Fluorescent labelling the AsphK-encoded sfGFP with a Cy5-conjugated sterically shielded tetrazole. (a) Reaction scheme. (b) SDS-PAGE analysis of the reaction mixture after irradiating the solution of sfGFP-Q204SphK/sfGFP-Q204AsphK and Cy5-conjugated tetrazole (100 μM) in PBS with a 302-nm UV lamp for 1 min. Top panel, Coomassie blue stained gel; bottom panel, in-gel fluorescence analysis by illuminating the same gel with 365-nm UV light.

To probe whether Asph can be incorporated site-specifically into proteins in mammalian cells, we co-transfected human embryonic kidney (HEK) 293T cells (obtained from ATCC) with two plasmids, one encoding TCOKRS and tRNAPyl CUA, and the other encoding a fluorescent mCherry-EGFP reporter containing a TAG amber codon in the middle and an HA-tag at C-terminus (Fig. 4a). Cells were grown in DMEM medium supplemented with 10% FBS in the absence or presence of 1 mM AsphK for 48 h, and imaged by a fluorescent microscope. The EGFP fluorescence was detected only when AsphK was present in the medium (Fig. 3b, Fig. S12). The anti-HA western blot of the cell lysates confirmed the expression of full-length mCherry-EGFP-HA fusion protein when AsphK was present, although a low-level background suppression was also detected when AsphK was absent (Fig. 3c), which can be attributed to the promiscuity of TCOKRS.¹⁶

Fig. 4.

Genetic encoding of AsphK in mammalian cells. (a) Structural diagram of the mCherry-TAG-EGFP-HA reporter. (b) Bright field and fluorescent micrographs of HEK 293T cells transfected with plasmids encoding mCherry-TAG-EGFP-HA and TCOKRS/tRNAPyl CUA and cultured in DMEM medium supplemented with 10% FBS in the absence or presence of 1 mM AsphK. Scale bar = 1000 μm. (c) Western blot analysis of HEK 293T cell lysates probed with anti-HA antibody.

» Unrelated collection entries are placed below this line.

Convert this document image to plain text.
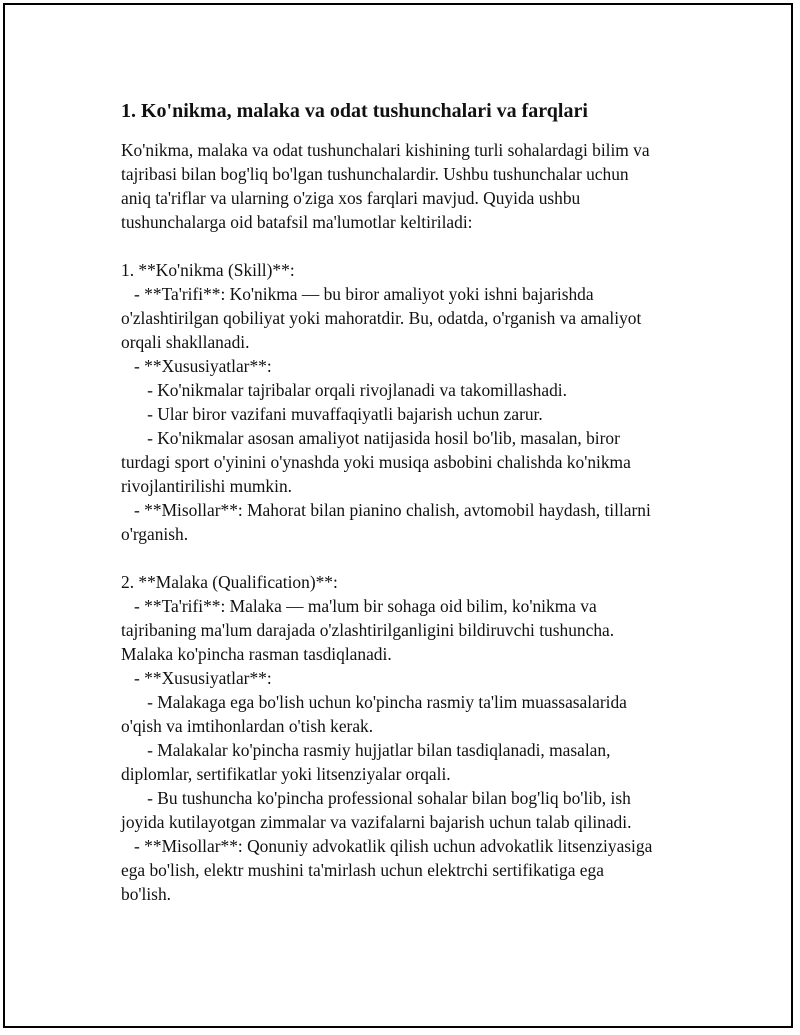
1. Ko'nikma, malaka va odat tushunchalari va farqlari
Ko'nikma, malaka va odat tushunchalari kishining turli sohalardagi bilim va
tajribasi bilan bog'liq bo'lgan tushunchalardir. Ushbu tushunchalar uchun
aniq ta'riflar va ularning o'ziga xos farqlari mavjud. Quyida ushbu
tushunchalarga oid batafsil ma'lumotlar keltiriladi:
1. **Ko'nikma (Skill)**:
- **Ta'rifi**: Ko'nikma — bu biror amaliyot yoki ishni bajarishda
o'zlashtirilgan qobiliyat yoki mahoratdir. Bu, odatda, o'rganish va amaliyot
orqali shakllanadi.
- **Xususiyatlar**:
- Ko'nikmalar tajribalar orqali rivojlanadi va takomillashadi.
- Ular biror vazifani muvaffaqiyatli bajarish uchun zarur.
- Ko'nikmalar asosan amaliyot natijasida hosil bo'lib, masalan, biror
turdagi sport o'yinini o'ynashda yoki musiqa asbobini chalishda ko'nikma
rivojlantirilishi mumkin.
- **Misollar**: Mahorat bilan pianino chalish, avtomobil haydash, tillarni
o'rganish.
2. **Malaka (Qualification)**:
- **Ta'rifi**: Malaka — ma'lum bir sohaga oid bilim, ko'nikma va
tajribaning ma'lum darajada o'zlashtirilganligini bildiruvchi tushuncha.
Malaka ko'pincha rasman tasdiqlanadi.
- **Xususiyatlar**:
- Malakaga ega bo'lish uchun ko'pincha rasmiy ta'lim muassasalarida
o'qish va imtihonlardan o'tish kerak.
- Malakalar ko'pincha rasmiy hujjatlar bilan tasdiqlanadi, masalan,
diplomlar, sertifikatlar yoki litsenziyalar orqali.
- Bu tushuncha ko'pincha professional sohalar bilan bog'liq bo'lib, ish
joyida kutilayotgan zimmalar va vazifalarni bajarish uchun talab qilinadi.
- **Misollar**: Qonuniy advokatlik qilish uchun advokatlik litsenziyasiga
ega bo'lish, elektr mushini ta'mirlash uchun elektrchi sertifikatiga ega
bo'lish.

In conclusion, we have designed and synthesized two novel spiroalkene bioorthogonal reporters, azaspiro[2.3]hex-1-ene and azaspiro[2.4]hept-1-ene. Compared to the carbocyclic Sph, the azaspiroalkenes are water-soluble and exhibit improved kinetics with k₂ values approaching 3.32 × 10⁴ M⁻¹ s⁻¹ in the photoinduced tetrazole-alkene cycloaddition reaction. Moreover, a lysine derivative containing the azaspiro[2.3]hex-1-ene reporter (AsphK) was incorporated into sfGFP site-specifically via amber codon suppression. The AsphK-encoded sfGFP was labelled at a higher efficiency than the SphK-encoded counterpart presumably due to its greater accessibility in aqueous medium. Finally, the incorporation of AsphK into a reporter protein in mammalian cells was demonstrated. Because of its hydrophilicity and robust reactivity, Asph could find wide use in bioorthogonal studies of biomolecular structure, dynamics and function in living systems.